En mai et juin 2007, la Ciné­ma­thèque fran­çaise ren­dait un vibrant hom­mage à cette « géante du docu­men­taire poli­tique à l’instar de Joris Ivens, René Vau­tier, Chris Mar­ker ou Robert Kra­mer »,selon la for­mule de Nicole Bre­nez. Ces der­nières années, le tra­vail de Carole Rous­so­pou­los a fait l’objet de pro­gram­ma­tions en Europe : La Rochelle, Nyon et La Comé­die Genève (Suisse), Trieste (Ita­lie), Tate Modern (Londres), ou encore en Tur­quie et au Qué­bec.

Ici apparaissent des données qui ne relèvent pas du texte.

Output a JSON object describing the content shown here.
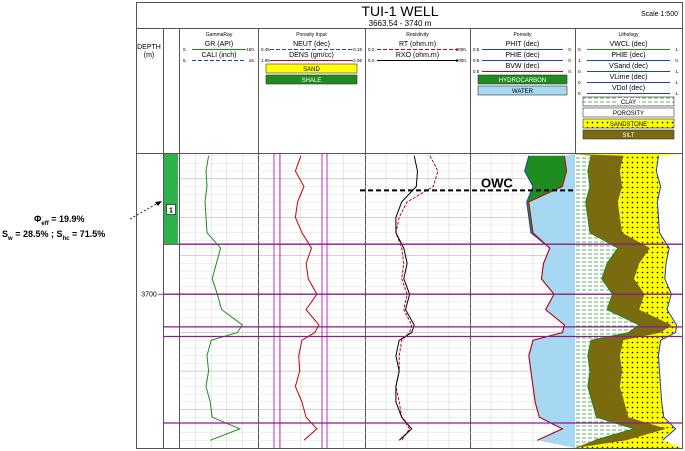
{
  "header": {
    "title": "TUI-1 WELL",
    "subtitle": "3663.54 - 3740 m",
    "scale": "Scale 1:500"
  },
  "depth_track": {
    "label": "DEPTH",
    "unit": "(m)",
    "tick_label": "3700"
  },
  "zone": {
    "number": "1",
    "color": "#2db34a"
  },
  "annotation": {
    "phi_symbol": "Φ",
    "phi_sub": "eff",
    "phi_value": "= 19.9%",
    "sw_symbol": "S",
    "sw_sub": "w",
    "sw_value": "= 28.5% ; ",
    "sh_symbol": "S",
    "sh_sub": "hc",
    "sh_value": "= 71.5%"
  },
  "owc_label": "OWC",
  "tracks": [
    {
      "id": "gammaray",
      "title": "GammaRay",
      "curves": [
        {
          "name": "GR (API)",
          "min": "0.",
          "max": "150.",
          "color": "#1a8c1a",
          "dash": "none"
        },
        {
          "name": "CALI (inch)",
          "min": "6.",
          "max": "16.",
          "color": "#1b3fbf",
          "dash": "4,2"
        }
      ],
      "fills": []
    },
    {
      "id": "porosity-input",
      "title": "Porosity Input",
      "curves": [
        {
          "name": "NEUT (dec)",
          "min": "0.45",
          "max": "-0.15",
          "color": "#1b3fbf",
          "dash": "4,2"
        },
        {
          "name": "DENS (gm/cc)",
          "min": "1.95",
          "max": "2.95",
          "color": "#cc0000",
          "dash": "none"
        }
      ],
      "fills": [
        {
          "name": "SAND",
          "color": "#ffff00",
          "text": "#000000"
        },
        {
          "name": "SHALE",
          "color": "#1e8c1e",
          "text": "#ffffff"
        }
      ]
    },
    {
      "id": "resistivity",
      "title": "Resistivity",
      "curves": [
        {
          "name": "RT (ohm.m)",
          "min": "0.2",
          "max": "2000.",
          "color": "#cc0000",
          "dash": "4,2"
        },
        {
          "name": "RXO (ohm.m)",
          "min": "0.2",
          "max": "2000.",
          "color": "#000000",
          "dash": "none"
        }
      ],
      "fills": []
    },
    {
      "id": "porosity",
      "title": "Porosity",
      "curves": [
        {
          "name": "PHIT (dec)",
          "min": "0.5",
          "max": "0.",
          "color": "#1b3fbf",
          "dash": "none"
        },
        {
          "name": "PHIE (dec)",
          "min": "0.5",
          "max": "0.",
          "color": "#1b3fbf",
          "dash": "none"
        },
        {
          "name": "BVW (dec)",
          "min": "0.5",
          "max": "0.",
          "color": "#cc0000",
          "dash": "none"
        }
      ],
      "fills": [
        {
          "name": "HYDROCARBON",
          "color": "#1e8c1e",
          "text": "#ffffff"
        },
        {
          "name": "WATER",
          "color": "#a6d8f2",
          "text": "#000000"
        }
      ]
    },
    {
      "id": "lithology",
      "title": "Lithology",
      "curves": [
        {
          "name": "VWCL (dec)",
          "min": "0.",
          "max": "1.",
          "color": "#1a8c1a",
          "dash": "none"
        },
        {
          "name": "PHIE (dec)",
          "min": "1.",
          "max": "0.",
          "color": "#1b3fbf",
          "dash": "none"
        },
        {
          "name": "VSand (dec)",
          "min": "0.",
          "max": "1.",
          "color": "#1b3fbf",
          "dash": "none"
        },
        {
          "name": "VLime (dec)",
          "min": "0.",
          "max": "1.",
          "color": "#1b3fbf",
          "dash": "none"
        },
        {
          "name": "VDol (dec)",
          "min": "0.",
          "max": "1.",
          "color": "#1b3fbf",
          "dash": "none"
        }
      ],
      "fills": [
        {
          "name": "CLAY",
          "color": "#ffffff",
          "text": "#000000",
          "pattern": "clay"
        },
        {
          "name": "POROSITY",
          "color": "#ffffff",
          "text": "#000000"
        },
        {
          "name": "SANDSTONE",
          "color": "#ffff00",
          "text": "#000000",
          "pattern": "dots"
        },
        {
          "name": "SILT",
          "color": "#7a6a10",
          "text": "#ffffff"
        }
      ]
    }
  ],
  "chart_data": {
    "type": "line",
    "title": "TUI-1 WELL",
    "subtitle": "3663.54 - 3740 m",
    "depth_range_m": [
      3663.54,
      3740
    ],
    "depth_ticks": [
      3700
    ],
    "owc_depth_m": 3673,
    "zone_1": {
      "top_m": 3663.54,
      "bottom_m": 3687
    },
    "zone_boundaries_m": [
      3687,
      3700,
      3708.5,
      3711,
      3733.5
    ],
    "series": [
      {
        "name": "GR (API)",
        "track": "gammaray",
        "depth": [
          3664,
          3668,
          3672,
          3676,
          3680,
          3684,
          3688,
          3692,
          3696,
          3700,
          3704,
          3708,
          3710,
          3712,
          3716,
          3720,
          3724,
          3728,
          3732,
          3735,
          3738
        ],
        "values": [
          55,
          50,
          52,
          48,
          50,
          52,
          78,
          70,
          62,
          72,
          80,
          120,
          110,
          60,
          52,
          55,
          50,
          58,
          62,
          115,
          58
        ]
      },
      {
        "name": "DENS (gm/cc)",
        "track": "porosity-input",
        "depth": [
          3664,
          3668,
          3672,
          3676,
          3680,
          3684,
          3688,
          3692,
          3696,
          3700,
          3704,
          3708,
          3710,
          3712,
          3716,
          3720,
          3724,
          3728,
          3732,
          3735,
          3738
        ],
        "values": [
          2.35,
          2.3,
          2.38,
          2.32,
          2.3,
          2.36,
          2.45,
          2.4,
          2.42,
          2.5,
          2.4,
          2.52,
          2.48,
          2.36,
          2.33,
          2.34,
          2.3,
          2.36,
          2.4,
          2.5,
          2.38
        ]
      },
      {
        "name": "RT (ohm.m)",
        "track": "resistivity",
        "depth": [
          3664,
          3668,
          3672,
          3676,
          3680,
          3684,
          3688,
          3692,
          3696,
          3700,
          3704,
          3708,
          3710,
          3712,
          3716,
          3720,
          3724,
          3728,
          3732,
          3735,
          3738
        ],
        "values": [
          60,
          120,
          80,
          8,
          4,
          3,
          5,
          6,
          5,
          8,
          6,
          12,
          10,
          5,
          4,
          4,
          3,
          4,
          5,
          10,
          5
        ]
      },
      {
        "name": "RXO (ohm.m)",
        "track": "resistivity",
        "depth": [
          3664,
          3668,
          3672,
          3676,
          3680,
          3684,
          3688,
          3692,
          3696,
          3700,
          3704,
          3708,
          3710,
          3712,
          3716,
          3720,
          3724,
          3728,
          3732,
          3735,
          3738
        ],
        "values": [
          15,
          20,
          18,
          5,
          3,
          3,
          6,
          8,
          6,
          10,
          7,
          15,
          12,
          4,
          3,
          4,
          3,
          3,
          5,
          12,
          4
        ]
      },
      {
        "name": "PHIE (dec)",
        "track": "porosity",
        "depth": [
          3664,
          3668,
          3672,
          3676,
          3680,
          3684,
          3688,
          3692,
          3696,
          3700,
          3704,
          3708,
          3710,
          3712,
          3716,
          3720,
          3724,
          3728,
          3732,
          3735,
          3738
        ],
        "values": [
          0.22,
          0.24,
          0.2,
          0.23,
          0.22,
          0.21,
          0.12,
          0.15,
          0.16,
          0.1,
          0.14,
          0.05,
          0.06,
          0.2,
          0.22,
          0.21,
          0.2,
          0.19,
          0.17,
          0.06,
          0.18
        ]
      },
      {
        "name": "BVW (dec)",
        "track": "porosity",
        "depth": [
          3664,
          3668,
          3672,
          3676,
          3680,
          3684,
          3688,
          3692,
          3696,
          3700,
          3704,
          3708,
          3710,
          3712,
          3716,
          3720,
          3724,
          3728,
          3732,
          3735,
          3738
        ],
        "values": [
          0.05,
          0.04,
          0.06,
          0.22,
          0.21,
          0.2,
          0.12,
          0.15,
          0.16,
          0.1,
          0.14,
          0.05,
          0.06,
          0.2,
          0.22,
          0.21,
          0.2,
          0.19,
          0.17,
          0.06,
          0.18
        ]
      },
      {
        "name": "VWCL (dec)",
        "track": "lithology",
        "depth": [
          3664,
          3668,
          3672,
          3676,
          3680,
          3684,
          3688,
          3692,
          3696,
          3700,
          3704,
          3708,
          3710,
          3712,
          3716,
          3720,
          3724,
          3728,
          3732,
          3735,
          3738
        ],
        "values": [
          0.15,
          0.12,
          0.14,
          0.1,
          0.12,
          0.14,
          0.4,
          0.3,
          0.25,
          0.35,
          0.3,
          0.6,
          0.5,
          0.15,
          0.12,
          0.14,
          0.12,
          0.16,
          0.2,
          0.55,
          0.18
        ]
      }
    ]
  }
}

En 2001, Carole Rous­so­pou­los était nom­mée Che­va­lière de la Légion d’honneur et en 2004, elle était lau­réate du Prix de la ville de Sion. Le 9 octobre 2009, elle ras­sem­blait ses ultimes forces pour rece­voir en plai­san­tant le pres­ti­gieux Prix cultu­rel du Valais pour l’ensemble de son œuvre.

Carole Rous­so­pou­los a réa­li­sé et mon­té près de cent-cin­quante docu­men­taires, tou­jours dans une pers­pec­tive fémi­niste et huma­niste, mue par la volon­té constante de « faire com­prendre que c’est un grand bon­heur et une grande rigo­lade de se battre ! » Son œuvre est conser­vée à la Média­thèque Valais, à Mar­ti­gny (Suisse), et archi­vée éga­le­ment à la Biblio­thèque natio­nale de France, à Paris.